Livestock raisers and healers everywhere have traditional ways of classifying, diagnosing, preventing, and treating common animal diseases. Many of their 'ethnoveterinary' practices offer viable alternatives or complements to conventional, Western-style veterinary medicine especially where the latter is unavailable, unaffordable, unreliable, or inappropriate. The highly interdisciplinary and international field of Ethnoveterinary Research & Development was introduced and overviewed in a previous volume in IT's series on Indigenous Knowledge and Development (McCorkle et al. 1996). The present bibliography constitutes a follow-on volume, packed with annotations on 1,240 publications that deal with sociocultural, political-economic, and environmental as well as biomedical aspects of community animal healthcare.
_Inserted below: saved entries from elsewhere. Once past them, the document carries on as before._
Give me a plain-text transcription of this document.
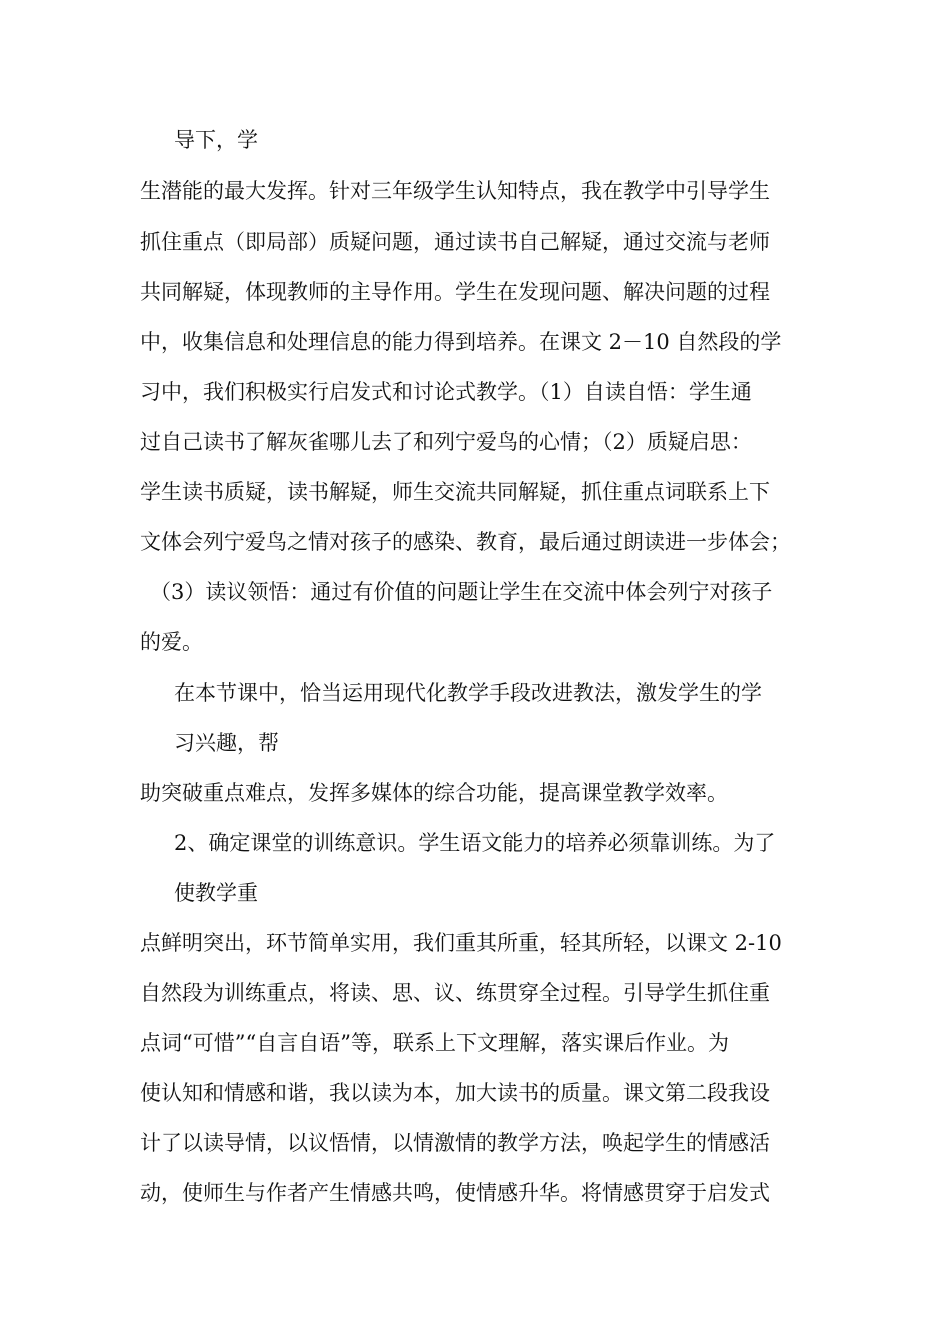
导下，学
生潜能的最大发挥。针对三年级学生认知特点，我在教学中引导学生
抓住重点（即局部）质疑问题，通过读书自己解疑，通过交流与老师
共同解疑，体现教师的主导作用。学生在发现问题、解决问题的过程
中，收集信息和处理信息的能力得到培养。在课文 2－10 自然段的学
习中，我们积极实行启发式和讨论式教学。（1）自读自悟：学生通
过自己读书了解灰雀哪儿去了和列宁爱鸟的心情；（2）质疑启思：
学生读书质疑，读书解疑，师生交流共同解疑，抓住重点词联系上下
文体会列宁爱鸟之情对孩子的感染、教育，最后通过朗读进一步体会；
（3）读议领悟：通过有价值的问题让学生在交流中体会列宁对孩子
的爱。
在本节课中，恰当运用现代化教学手段改进教法，激发学生的学
习兴趣，帮
助突破重点难点，发挥多媒体的综合功能，提高课堂教学效率。
2、确定课堂的训练意识。学生语文能力的培养必须靠训练。为了
使教学重
点鲜明突出，环节简单实用，我们重其所重，轻其所轻，以课文 2-10
自然段为训练重点，将读、思、议、练贯穿全过程。引导学生抓住重
点词“可惜”“自言自语”等，联系上下文理解，落实课后作业。为
使认知和情感和谐，我以读为本，加大读书的质量。课文第二段我设
计了以读导情，以议悟情，以情激情的教学方法，唤起学生的情感活
动，使师生与作者产生情感共鸣，使情感升华。将情感贯穿于启发式
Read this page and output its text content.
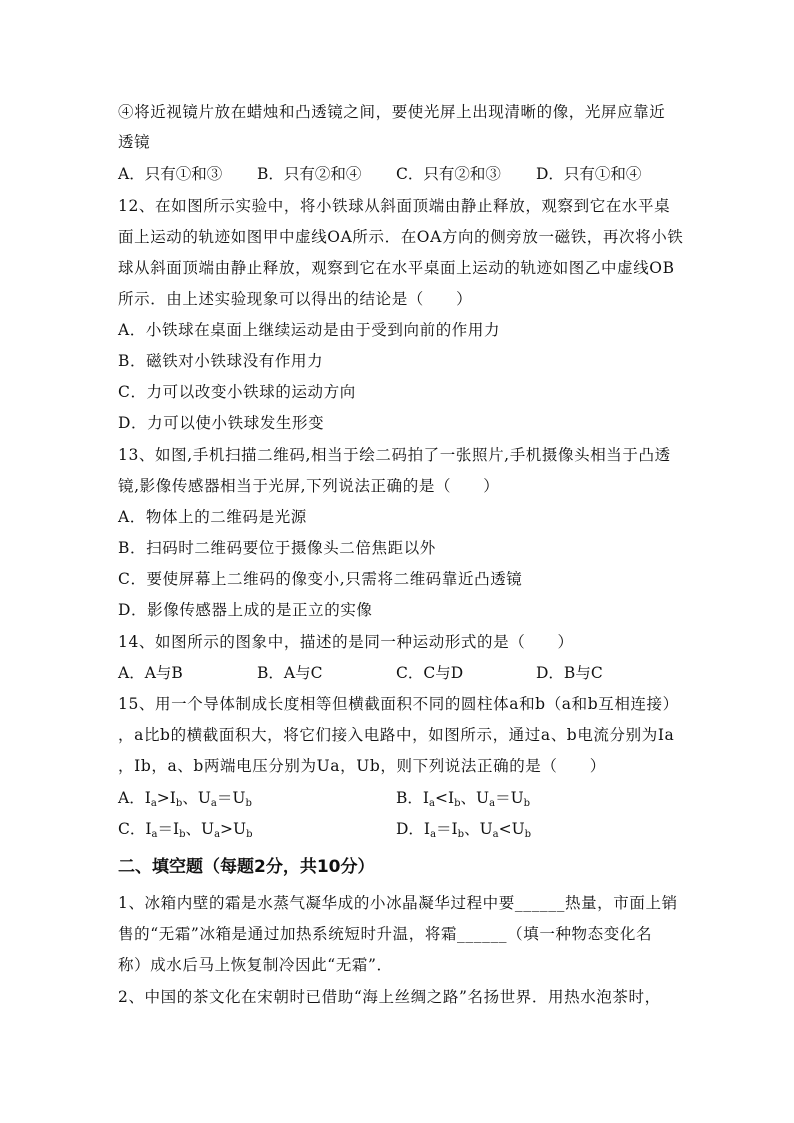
④将近视镜片放在蜡烛和凸透镜之间，要使光屏上出现清晰的像，光屏应靠近
透镜
12、在如图所示实验中，将小铁球从斜面顶端由静止释放，观察到它在水平桌
面上运动的轨迹如图甲中虚线OA所示．在OA方向的侧旁放一磁铁，再次将小铁
球从斜面顶端由静止释放，观察到它在水平桌面上运动的轨迹如图乙中虚线OB
所示．由上述实验现象可以得出的结论是（　　）
A．小铁球在桌面上继续运动是由于受到向前的作用力
B．磁铁对小铁球没有作用力
C．力可以改变小铁球的运动方向
D．力可以使小铁球发生形变
13、如图,手机扫描二维码,相当于绘二码拍了一张照片,手机摄像头相当于凸透
镜,影像传感器相当于光屏,下列说法正确的是（　　）
A．物体上的二维码是光源
B．扫码时二维码要位于摄像头二倍焦距以外
C．要使屏幕上二维码的像变小,只需将二维码靠近凸透镜
D．影像传感器上成的是正立的实像
14、如图所示的图象中，描述的是同一种运动形式的是（　　）
15、用一个导体制成长度相等但横截面积不同的圆柱体a和b（a和b互相连接）
，a比b的横截面积大，将它们接入电路中，如图所示，通过a、b电流分别为Ia
，Ib，a、b两端电压分别为Ua，Ub，则下列说法正确的是（　　）
1、冰箱内壁的霜是水蒸气凝华成的小冰晶凝华过程中要______热量，市面上销
售的“无霜”冰箱是通过加热系统短时升温，将霜______（填一种物态变化名
称）成水后马上恢复制冷因此“无霜”．
2、中国的茶文化在宋朝时已借助“海上丝绸之路”名扬世界．用热水泡茶时，
A．只有①和③ B．只有②和④ C．只有②和③ D．只有①和④
A．A与B	B．A与C	C．C与D	D．B与C
A．$I_a>I_b$、$U_a=U_b$	B．$I_a<I_b$、$U_a=U_b$
C．$I_a=I_b$、$U_a>U_b$	D．$I_a=I_b$、$U_a<U_b$
二、填空题（每题2分，共10分）
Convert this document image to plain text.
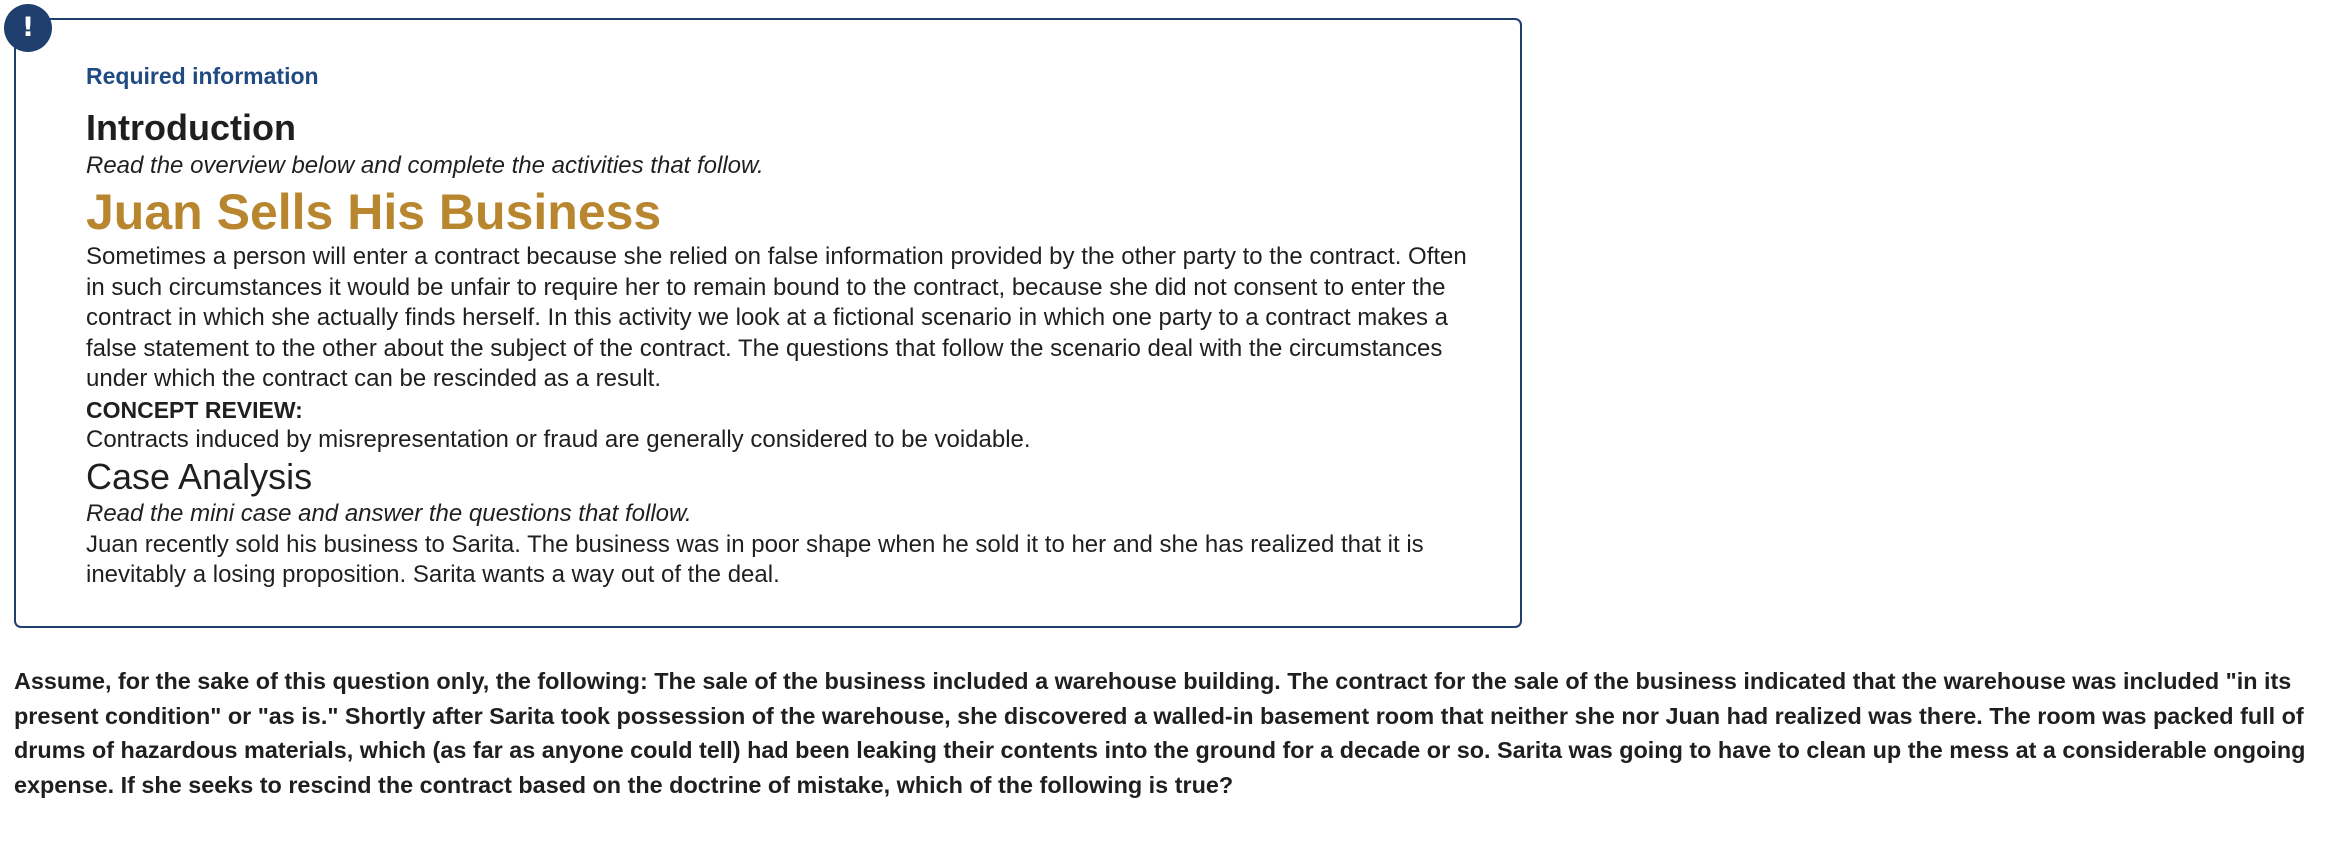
!

Required information

Introduction

Read the overview below and complete the activities that follow.

Juan Sells His Business

Sometimes a person will enter a contract because she relied on false information provided by the other party to the contract. Often in such circumstances it would be unfair to require her to remain bound to the contract, because she did not consent to enter the contract in which she actually finds herself. In this activity we look at a fictional scenario in which one party to a contract makes a false statement to the other about the subject of the contract. The questions that follow the scenario deal with the circumstances under which the contract can be rescinded as a result.

CONCEPT REVIEW:

Contracts induced by misrepresentation or fraud are generally considered to be voidable.

Case Analysis

Read the mini case and answer the questions that follow.

Juan recently sold his business to Sarita. The business was in poor shape when he sold it to her and she has realized that it is inevitably a losing proposition. Sarita wants a way out of the deal.

Assume, for the sake of this question only, the following: The sale of the business included a warehouse building. The contract for the sale of the business indicated that the warehouse was included "in its present condition" or "as is." Shortly after Sarita took possession of the warehouse, she discovered a walled-in basement room that neither she nor Juan had realized was there. The room was packed full of drums of hazardous materials, which (as far as anyone could tell) had been leaking their contents into the ground for a decade or so. Sarita was going to have to clean up the mess at a considerable ongoing expense. If she seeks to rescind the contract based on the doctrine of mistake, which of the following is true?
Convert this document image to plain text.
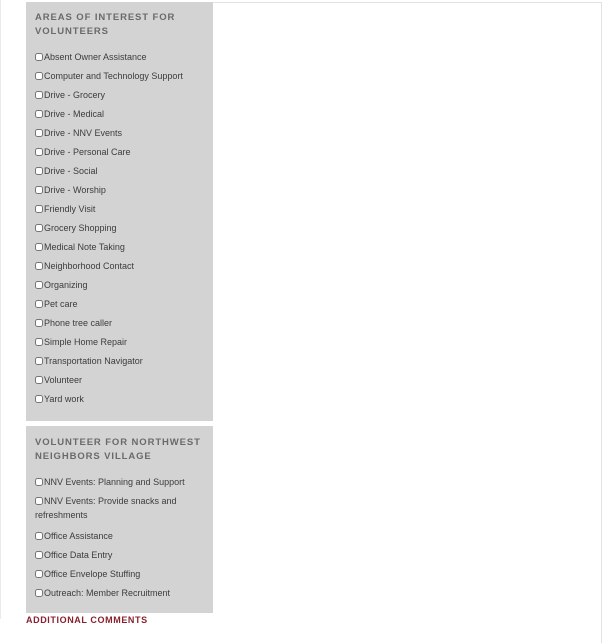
AREAS OF INTEREST FOR VOLUNTEERS
Absent Owner Assistance
Computer and Technology Support
Drive - Grocery
Drive - Medical
Drive - NNV Events
Drive - Personal Care
Drive - Social
Drive - Worship
Friendly Visit
Grocery Shopping
Medical Note Taking
Neighborhood Contact
Organizing
Pet care
Phone tree caller
Simple Home Repair
Transportation Navigator
Volunteer
Yard work
VOLUNTEER FOR NORTHWEST NEIGHBORS VILLAGE
NNV Events: Planning and Support
NNV Events: Provide snacks and refreshments
Office Assistance
Office Data Entry
Office Envelope Stuffing
Outreach: Member Recruitment
ADDITIONAL COMMENTS
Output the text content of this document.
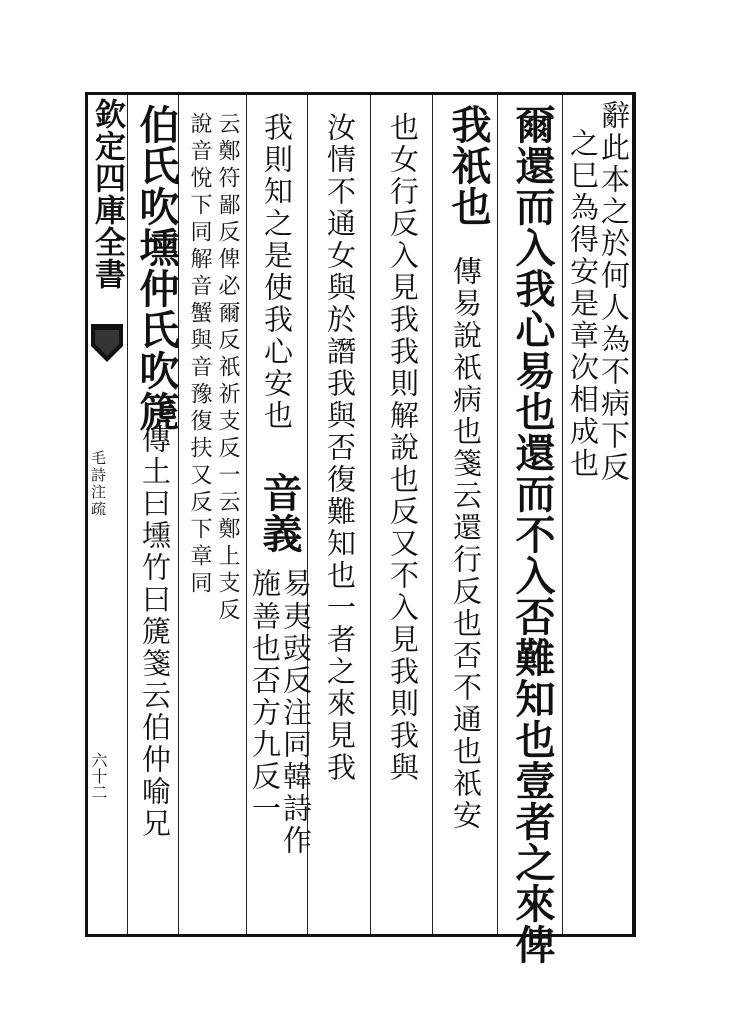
欽定四庫全書
毛詩注疏
六十二
辭此本之於何人為不病下反
之巳為得安是章次相成也
爾還而入我心易也還而不入否難知也壹者之來俾
我祇也
傳易說祇病也箋云還行反也否不通也祇安
也女行反入見我我則解說也反又不入見我則我與
汝情不通女與於譖我與否復難知也一者之來見我
我則知之是使我心安也
音義
易
施
夷豉反注同韓詩作
善也否方九反一
云鄭符鄙反俾必爾反祇祈支反一云鄭上支反
說音悅下同解音蟹與音豫復扶又反下章同
伯氏吹壎仲氏吹篪
傳土曰壎竹曰篪箋云伯仲喻兄
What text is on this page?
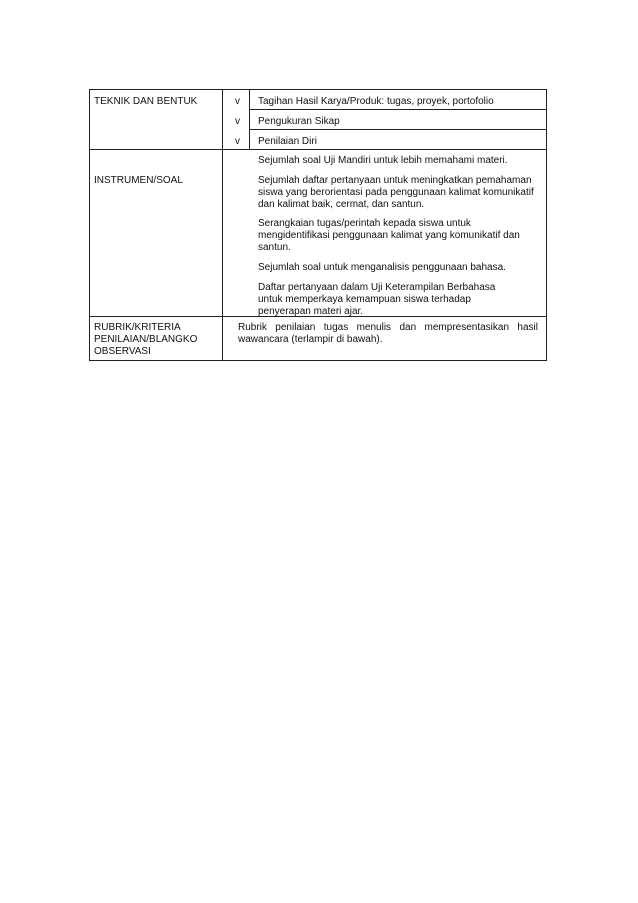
TEKNIK DAN BENTUK	v Tagihan Hasil Karya/Produk: tugas, proyek, portofolio
v Pengukuran Sikap
v Penilaian Diri
INSTRUMEN/SOAL
Sejumlah soal Uji Mandiri untuk lebih memahami materi.
Sejumlah daftar pertanyaan untuk meningkatkan pemahaman siswa yang berorientasi pada penggunaan kalimat komunikatif dan kalimat baik, cermat, dan santun.
Serangkaian tugas/perintah kepada siswa untuk mengidentifikasi penggunaan kalimat yang komunikatif dan santun.
Sejumlah soal untuk menganalisis penggunaan bahasa.
Daftar pertanyaan dalam Uji Keterampilan Berbahasa untuk memperkaya kemampuan siswa terhadap penyerapan materi ajar.
RUBRIK/KRITERIA PENILAIAN/BLANGKO OBSERVASI
Rubrik penilaian tugas menulis dan mempresentasikan hasil wawancara (terlampir di bawah).
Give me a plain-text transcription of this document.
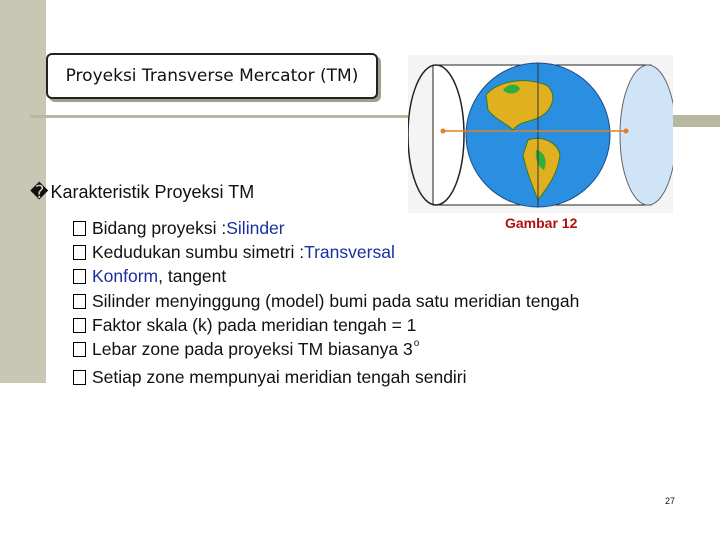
Proyeksi Transverse Mercator (TM)
Gambar 12
� Karakteristik Proyeksi TM
Bidang proyeksi : Silinder
Kedudukan sumbu simetri : Transversal
Konform , tangent
Silinder menyinggung (model) bumi pada satu meridian tengah
Faktor skala (k) pada meridian tengah = 1
Lebar zone pada proyeksi TM biasanya 3 o
Setiap zone mempunyai meridian tengah sendiri
27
Entries span 118 countries of Europe, Africa, the Americas, Asia and the Pacific. Examples of ordinary people's diverse knowledge, skills, beliefs, and both empirical and medico-religious practices are recorded for some 200 health problems of 25 livestock species kept by more than 160 named ethnicities in these nations. The species discussed range all the way from 'exotics' like reindeer, camelids, elephant, and yak, through more familiar farm as well as pet animals, to micro-livestock like fish and bees. Reference is made to 765 plant species or genera, some 45 inorganic items or compounds, and innumerable foodstuffs and household items employed as materia medica in treatments that run the gamut of medicinal, surgical, physical/mechanical, and supernatural. Also noted are well over 100 types of local healthcare specialists. In addition, stockraisers' many astute and often environmentally friendly health-related herding, housing, husbandry, and breeding practices are documented. 

The volume prioritises 20th-century literature, with the bulk of publications dating from 1989 to 1999.  It is designed to provide researchers, development professionals, and policymakers working in agriculture, education, national development generally, and also human medicine with contemporary data, information, ideas, and approaches for the practical evaluation, application, and extension of community animal healthcare savvy and resources to solving immediate development problems.  Readers concerned about issues like toxic residues in livestock products, chemoresistance from over-medication of animals, or the environmental impacts of stockraising will also find the book provocative.  At a larger level, the bibliography suggests the many potential benefits to people everywhere of systematically studying and building upon sometimes ancient -- and sometimes brand-new -- local/indigenous knowledge.